CNN Indonesia | Rabu, 27/01/2021 12:00 WIB
Asosiasi Rumah Sakit Swasta Indonesia (ARSSI) menyebut pemerintah belum membayar biaya ratusan miliar rupiah penanganan pasien Covid-19. Ilustrasi penanganan kasus Covid-19. (Foto: AP/Pavel Golovkin)
Jakarta, CNN Indonesia --

Asosiasi Rumah Sakit Swasta Indonesia (ARSSI) mengeluhkan besarnya biaya penanganan pasien virus corona (Covid-19) di sejumlah RS swasta tanah air yang belum diganti pembayarannya oleh Kementerian Kesehatan (Kemenkes).

Besaran biaya yang diklaim belum dibayar sejak Oktober 2020 lalu itu disebut telah mencapai ratusan miliar rupiah. Data ARSSI pun memperlihatkan setidaknya kurang lebih sudah ada 700 RS swasta yang dijadikan tempat rujukan pasien Covid-19 di tanah air.

"Memang betul belum dibayarkan, juga klaim-klaim yang sebelumnya kan banyak yang dikembalikan dan belum dibayar juga. Kalau keseluruhannya bisa ratusan miliar," kata Sekretaris Jenderal ARSSI Iing Ichsan Hanafi saat dihubungi CNNIndonesia.com, Rabu (27/1).


Ichsan pun mengaku telah mendapat banyak keluhan dari RS swasta di penjuru Indonesia, khususnya RS yang fasilitas dan tenaga kesehatannya berkapasitas sedang atau kecil.

Keterlambatan pembayaran biaya pengobatan Covid-19 oleh negara itu, lanjutnya, dikhawatirkan membuat aktivitas RS swasta terhambat.

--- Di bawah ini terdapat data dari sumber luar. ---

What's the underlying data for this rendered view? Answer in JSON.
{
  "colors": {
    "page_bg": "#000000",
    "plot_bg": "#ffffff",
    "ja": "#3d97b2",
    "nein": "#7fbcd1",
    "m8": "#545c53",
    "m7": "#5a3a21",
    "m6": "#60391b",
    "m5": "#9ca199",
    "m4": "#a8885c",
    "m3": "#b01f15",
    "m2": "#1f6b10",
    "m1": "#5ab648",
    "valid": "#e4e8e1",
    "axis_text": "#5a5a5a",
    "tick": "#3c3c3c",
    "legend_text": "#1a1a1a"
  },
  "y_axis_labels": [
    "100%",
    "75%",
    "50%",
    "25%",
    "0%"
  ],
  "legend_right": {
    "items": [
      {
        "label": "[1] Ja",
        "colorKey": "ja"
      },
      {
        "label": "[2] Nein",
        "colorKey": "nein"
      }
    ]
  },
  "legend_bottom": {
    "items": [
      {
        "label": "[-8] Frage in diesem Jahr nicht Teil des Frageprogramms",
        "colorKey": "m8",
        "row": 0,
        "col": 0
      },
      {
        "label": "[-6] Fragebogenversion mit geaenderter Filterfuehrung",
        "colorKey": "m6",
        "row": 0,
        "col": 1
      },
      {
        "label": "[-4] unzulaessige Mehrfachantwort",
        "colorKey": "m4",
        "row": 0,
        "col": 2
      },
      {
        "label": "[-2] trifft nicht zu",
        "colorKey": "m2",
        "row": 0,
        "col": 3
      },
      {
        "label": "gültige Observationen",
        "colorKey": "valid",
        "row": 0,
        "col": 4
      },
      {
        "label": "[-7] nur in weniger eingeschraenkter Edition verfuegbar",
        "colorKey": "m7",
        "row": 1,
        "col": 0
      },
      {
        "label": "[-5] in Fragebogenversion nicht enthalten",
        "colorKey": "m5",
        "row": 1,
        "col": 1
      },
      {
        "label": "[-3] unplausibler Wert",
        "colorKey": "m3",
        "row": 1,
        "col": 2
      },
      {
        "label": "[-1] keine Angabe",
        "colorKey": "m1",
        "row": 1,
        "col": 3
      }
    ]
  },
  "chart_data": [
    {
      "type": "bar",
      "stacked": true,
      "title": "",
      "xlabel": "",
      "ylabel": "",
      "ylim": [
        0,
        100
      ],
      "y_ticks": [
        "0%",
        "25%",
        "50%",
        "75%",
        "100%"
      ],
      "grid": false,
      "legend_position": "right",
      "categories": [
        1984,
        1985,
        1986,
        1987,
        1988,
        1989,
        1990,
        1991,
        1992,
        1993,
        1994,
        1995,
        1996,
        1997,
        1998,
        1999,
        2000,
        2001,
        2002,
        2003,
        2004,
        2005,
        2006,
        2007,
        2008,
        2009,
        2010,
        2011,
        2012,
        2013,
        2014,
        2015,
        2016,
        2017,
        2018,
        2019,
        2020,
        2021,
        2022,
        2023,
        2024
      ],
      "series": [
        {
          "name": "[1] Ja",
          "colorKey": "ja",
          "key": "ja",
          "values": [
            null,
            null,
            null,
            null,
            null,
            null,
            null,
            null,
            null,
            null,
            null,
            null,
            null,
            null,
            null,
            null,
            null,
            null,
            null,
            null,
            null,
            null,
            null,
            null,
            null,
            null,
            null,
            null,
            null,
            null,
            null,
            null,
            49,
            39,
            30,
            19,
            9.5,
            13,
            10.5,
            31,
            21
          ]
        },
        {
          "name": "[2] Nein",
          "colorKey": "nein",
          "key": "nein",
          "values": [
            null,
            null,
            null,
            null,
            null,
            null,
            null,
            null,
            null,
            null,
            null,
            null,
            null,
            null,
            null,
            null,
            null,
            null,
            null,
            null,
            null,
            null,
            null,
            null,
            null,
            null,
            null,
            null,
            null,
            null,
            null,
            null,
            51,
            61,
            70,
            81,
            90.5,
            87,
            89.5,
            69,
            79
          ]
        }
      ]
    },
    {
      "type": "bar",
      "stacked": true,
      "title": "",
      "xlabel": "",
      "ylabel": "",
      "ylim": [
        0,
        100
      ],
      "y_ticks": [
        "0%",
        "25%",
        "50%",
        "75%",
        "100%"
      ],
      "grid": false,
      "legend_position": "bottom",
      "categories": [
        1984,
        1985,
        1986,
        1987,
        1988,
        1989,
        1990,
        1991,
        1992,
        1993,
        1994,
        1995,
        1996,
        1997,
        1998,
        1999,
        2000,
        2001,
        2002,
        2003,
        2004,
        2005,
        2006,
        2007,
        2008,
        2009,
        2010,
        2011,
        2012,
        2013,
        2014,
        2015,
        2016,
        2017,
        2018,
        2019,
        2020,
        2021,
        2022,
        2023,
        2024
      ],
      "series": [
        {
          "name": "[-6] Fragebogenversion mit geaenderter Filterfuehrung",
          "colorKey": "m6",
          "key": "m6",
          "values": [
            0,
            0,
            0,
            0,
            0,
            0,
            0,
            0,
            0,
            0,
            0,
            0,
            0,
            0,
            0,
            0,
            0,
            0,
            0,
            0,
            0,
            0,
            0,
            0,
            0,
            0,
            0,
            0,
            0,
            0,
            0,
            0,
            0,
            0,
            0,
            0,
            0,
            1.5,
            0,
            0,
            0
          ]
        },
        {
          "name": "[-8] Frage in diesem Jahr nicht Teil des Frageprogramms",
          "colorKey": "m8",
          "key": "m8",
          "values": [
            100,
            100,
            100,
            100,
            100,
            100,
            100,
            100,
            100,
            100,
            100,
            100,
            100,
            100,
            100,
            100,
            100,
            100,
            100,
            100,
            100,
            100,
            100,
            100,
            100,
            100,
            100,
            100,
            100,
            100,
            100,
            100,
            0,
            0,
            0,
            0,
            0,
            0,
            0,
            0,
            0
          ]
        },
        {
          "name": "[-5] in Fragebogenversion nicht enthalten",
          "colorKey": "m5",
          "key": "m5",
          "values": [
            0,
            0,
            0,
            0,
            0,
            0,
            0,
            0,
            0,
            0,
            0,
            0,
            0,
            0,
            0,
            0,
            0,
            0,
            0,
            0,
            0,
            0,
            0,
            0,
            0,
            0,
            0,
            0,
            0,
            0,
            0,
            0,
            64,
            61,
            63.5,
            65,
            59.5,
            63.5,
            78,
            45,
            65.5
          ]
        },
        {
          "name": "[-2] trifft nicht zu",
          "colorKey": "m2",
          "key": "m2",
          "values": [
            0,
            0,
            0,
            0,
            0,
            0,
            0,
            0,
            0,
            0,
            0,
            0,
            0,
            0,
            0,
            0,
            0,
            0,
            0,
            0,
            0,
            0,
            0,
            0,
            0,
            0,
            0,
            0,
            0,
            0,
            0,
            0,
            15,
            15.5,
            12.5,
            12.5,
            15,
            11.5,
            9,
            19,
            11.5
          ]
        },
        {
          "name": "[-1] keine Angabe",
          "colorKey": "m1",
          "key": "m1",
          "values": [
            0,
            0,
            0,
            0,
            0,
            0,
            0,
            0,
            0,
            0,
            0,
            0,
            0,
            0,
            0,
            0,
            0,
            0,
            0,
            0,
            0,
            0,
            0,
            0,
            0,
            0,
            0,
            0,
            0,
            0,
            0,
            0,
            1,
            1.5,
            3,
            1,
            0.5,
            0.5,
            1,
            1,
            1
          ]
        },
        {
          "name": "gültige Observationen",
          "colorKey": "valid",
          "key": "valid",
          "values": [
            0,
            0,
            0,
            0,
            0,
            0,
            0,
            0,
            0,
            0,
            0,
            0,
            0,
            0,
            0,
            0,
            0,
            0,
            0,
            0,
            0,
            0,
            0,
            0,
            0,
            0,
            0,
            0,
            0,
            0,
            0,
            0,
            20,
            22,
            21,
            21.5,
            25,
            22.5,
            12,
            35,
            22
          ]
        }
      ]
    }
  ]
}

Sementara Direktorat Jenderal Pelayanan Kesehatan Kemenkes meminta penambahan kapasitas tempat tidur sebanyak 30-40 persen pada bulan ini.

"Dampaknya nanti bisa mengganggu cash flow Rumah Sakit, jadi kesulitan beli obat, kesulitan menambah kapasitas tempat tidur," jelasnya.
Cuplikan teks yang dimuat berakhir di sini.